Las revoluciones tecnológicas que el mundo ha presenciado desde el Renacimiento, empero, no han servido para variar el rumbo, sino para reafirmarlo. Lo que se ha dado en llamar neoliberalismo, con diversidad de definiciones, es considerado victorioso en toda la línea. Muchos de sus exponentes en Estados Unidos e Inglaterra lo proclaman a voz en cuello: el triunfo es arrasador, incontenible e incontrastable. Y su corolario es desvergonzado: se ha derrotado a todos los que querían impedir la concentración de la riqueza y generalizar el bienestar. La riqueza concentrada gobierna el mundo.

El 99 por ciento de los derrotados, es verdad, cada vez le está haciendo mejor frente al uno por ciento de ricos que todo lo domina. Pero es un ejército disperso. Es apenas el grito de inconformidad de los desesperados. Y las estadísticas y los datos duros de la economía siguen alarmándonos con sus revelaciones. Cinco bancos en Estados Unidos (JP Morgan Chase, Bank of America, Citigroup, Wells Fargo y Goldman Sachs), nos dice Enrique Galván Ochoa, representan el 56 por ciento de la economía de ese país (8.5 billones de dólares).

En México nadie sabe ahora cuántos son los verdaderos dueños de la riqueza. En 1987 Agustín Legorreta reveló que eran sólo 300 empresarios los que movían la economía del país. Se sospecha que siguen siendo los mismos, sólo que bastante reciclados. Muchos de ellos son ya trasnacionales, gatos de los grandes consorcios mundiales. Pero siguen siendo casi los mismos, con algunos agregados. La mitad de los trabajadores mexicanos recibe menos de 125 pesos por día; la canasta básica, en abril pasado, costaba 732.92 pesos diarios; desde hace cinco lustros se ha encarecido 5 mil 357.33 por ciento. Un triunfo resonante de la riqueza concentrada sobre la miseria (La Jornada, 03.05.2012).

Según el informe Mejores trabajos para una mejor economía de la Organización Internacional del Trabajo para 2012, en México las tasas de empleo decrecieron respecto de 2007 y la incidencia de plazas eventuales se incrementó. De los empleos urbanos, el 45 por ciento es de esta naturaleza. Los organismos mexicanos abocados a enfrentar ese problema lo ven optimísticamente: si una persona desempleada se dedica a las actividades informales, pues quiere decir que no está desocupada. La misma OIT nos alecciona: El empleo informal provee un refugio para el desempleo y presenta posibilidades para sacar a las familias de la pobreza (Reforma, Negocios, 01.05.2012). ¡Vaya linda salida!

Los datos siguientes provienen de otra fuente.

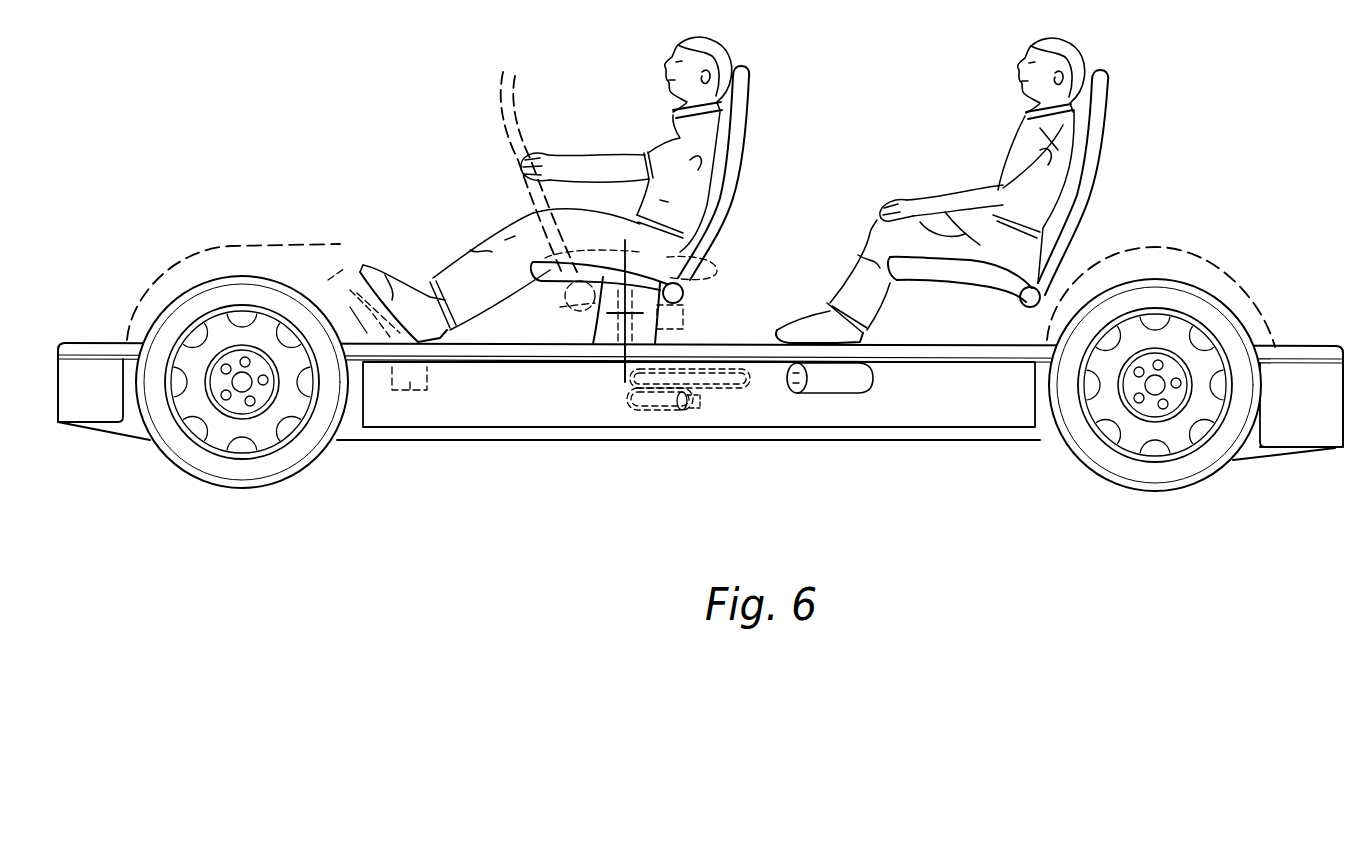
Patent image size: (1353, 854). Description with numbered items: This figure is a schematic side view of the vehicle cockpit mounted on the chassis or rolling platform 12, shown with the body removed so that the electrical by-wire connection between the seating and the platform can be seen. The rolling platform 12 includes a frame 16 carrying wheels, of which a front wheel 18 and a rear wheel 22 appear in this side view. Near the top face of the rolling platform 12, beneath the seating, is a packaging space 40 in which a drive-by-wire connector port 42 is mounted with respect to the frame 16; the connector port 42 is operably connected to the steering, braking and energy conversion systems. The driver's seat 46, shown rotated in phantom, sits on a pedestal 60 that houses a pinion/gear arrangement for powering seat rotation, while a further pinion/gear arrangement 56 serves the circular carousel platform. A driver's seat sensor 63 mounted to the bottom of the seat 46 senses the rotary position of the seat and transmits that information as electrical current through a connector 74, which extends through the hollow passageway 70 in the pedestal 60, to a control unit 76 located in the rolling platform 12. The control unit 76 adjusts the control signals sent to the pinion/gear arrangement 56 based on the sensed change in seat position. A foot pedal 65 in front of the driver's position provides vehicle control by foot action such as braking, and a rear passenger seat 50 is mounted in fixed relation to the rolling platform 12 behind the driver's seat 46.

The chassis or rolling platform 12 is at (962, 398).
The frame 16 is at (913, 440).
The wheel 18 is at (197, 475).
The wheel 22 is at (1190, 475).
The packaging space 40 is at (556, 412).
The drive-by-wire connector port 42 is at (810, 385).
The driver's seat 46 is at (740, 105).
The rear passenger seat 50 is at (1100, 105).
The pinion/gear arrangement 56 is at (412, 392).
The pedestal 60 is at (603, 330).
The driver's seat sensor 63 is at (683, 318).
The foot pedal 65 is at (337, 262).
The passageway 70 is at (565, 303).
The connector 74 is at (627, 410).
The control unit 76 is at (858, 390).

Si queremos la riqueza debemos contentarnos con la pobreza y la miseria, pues éstas son sus fuentes irrenunciables. Constituyen el suelo firme sobre el que florece el árbol de la riqueza concentrada. Si no queremos riqueza, todos seremos pobres. Si la queremos, muchos tendrán que serlo. Más que la riqueza, la verdadera realidad del mundo es la miseria. El poeta lo vio bien:

La ley de la miseria…

Total en la victoria, engendra/ sus muchedumbres de derrota/ y se multiplica el orden puro/ en parvos desórdenes, y efímero/ cuaja el dolor sus densas islas/ sobre un mar pacífico y continuo/

Vacíos sueños como espejos/ esperan la violencia santa,/ la piadosa crueldad, los pueblos/ en expansión, conglomerados

(Rubén Bonifaz Nuño, En pie, la ley de la miseria, que he puesto como título de este artículo, en As de oros, UNAM, 1981, p. 71).